Deputy Governor of North Carolina Acting
- In office 1706–1708
- Preceded by: Thomas Cary
- Succeeded by: Thomas Cary

Personal details
- Born: 1653 Farham (present day Rappahannock County), Virginia
- Died: 1713 Henrico County, Virginia
- Spouse(s): Mary Ann Burton (m. 1684) Catalina Atwood (m. 1705)
- Children: 6
- Occupation: Lawyer

= William Glover (North Carolina politician) =

 William Glover (1653–1713) was the Acting Deputy Governor of North Carolina from 1706 to 1708.

== Biography ==
William Glover was born in Farham (in modern Rappahannock, Virginia) in or around 1653. His father was Richard Glover and his mother Mary Maria (Broeck) Booker.

Glover practiced law for many years before entering government work, where he served as a clerk of court and as secretary to the Crown. Between 1700 and 1712 he was part of the Executive Council, serving either as a member or as chairman. During this time at the council, certain people became hostile towards him.

Between 1706 and 1707, while Thomas Cary was in South Carolina, Glover governed North Carolina in his place. In October of that year, John Porter, who was responsible for formally dismissing Thomas Cary, elected new members of the council. Glover who had been acting as governor, was formally elected to the position. However Cary and Glover were never able to resolve their problems.

Glover believed that Quakers should not be able to hold office, so he advocated for the swearing of an oath for every government position. This prevented Quakers from taking up any government position because their religion prevented them from swearing oaths.

However, in the summer of 1708, Porter called a meeting of councilors, both those who held that job at the time & those who had done it before, and declared the election of Glover as illegal. Porter decided to support Cary after Glover attempted to prevent Quakers from attaining public office. This resulted in Cary/Glover both trying to occupy governmental power, causing turmoil in North Carolina. In October 1708, they tried to resolve their conflict in the assembly. However, Cary's supporters controlled the assembly and elected Cary as governor. Glover then moved to Virginia alleging that Cary wanted to kill him.

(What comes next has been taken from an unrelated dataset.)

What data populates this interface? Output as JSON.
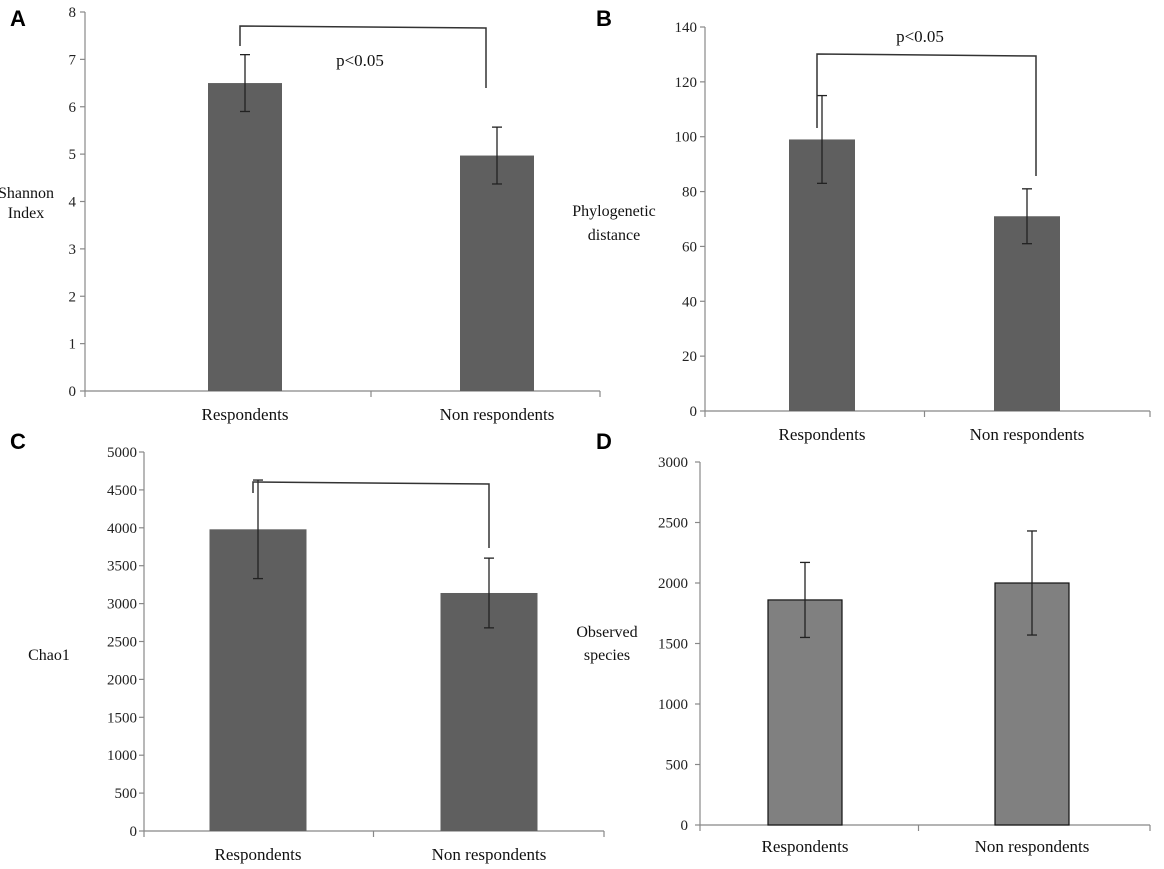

Glover served as a trustee between 1711 and 1712 under Governor Edward Hyde, who supported Cary. Taking advantage of continuing tensions among Anglicans (supported by Glover) & dissidents (supported by Cary), Cary's Rebellion against Glover was waged. He died in 1713 at the age of 60.

== Personal life ==
Glover married Mary Ann Burton on 22 October 1684 in Farham, Virginia. They had 5 children: Dorothy, Thomas, Charlesworth, Joseph and William Glover. He later remarried to Catherine Atwood on 7 October 1705 in Virginia, with whom he had one daughter, Elizabeth Glover.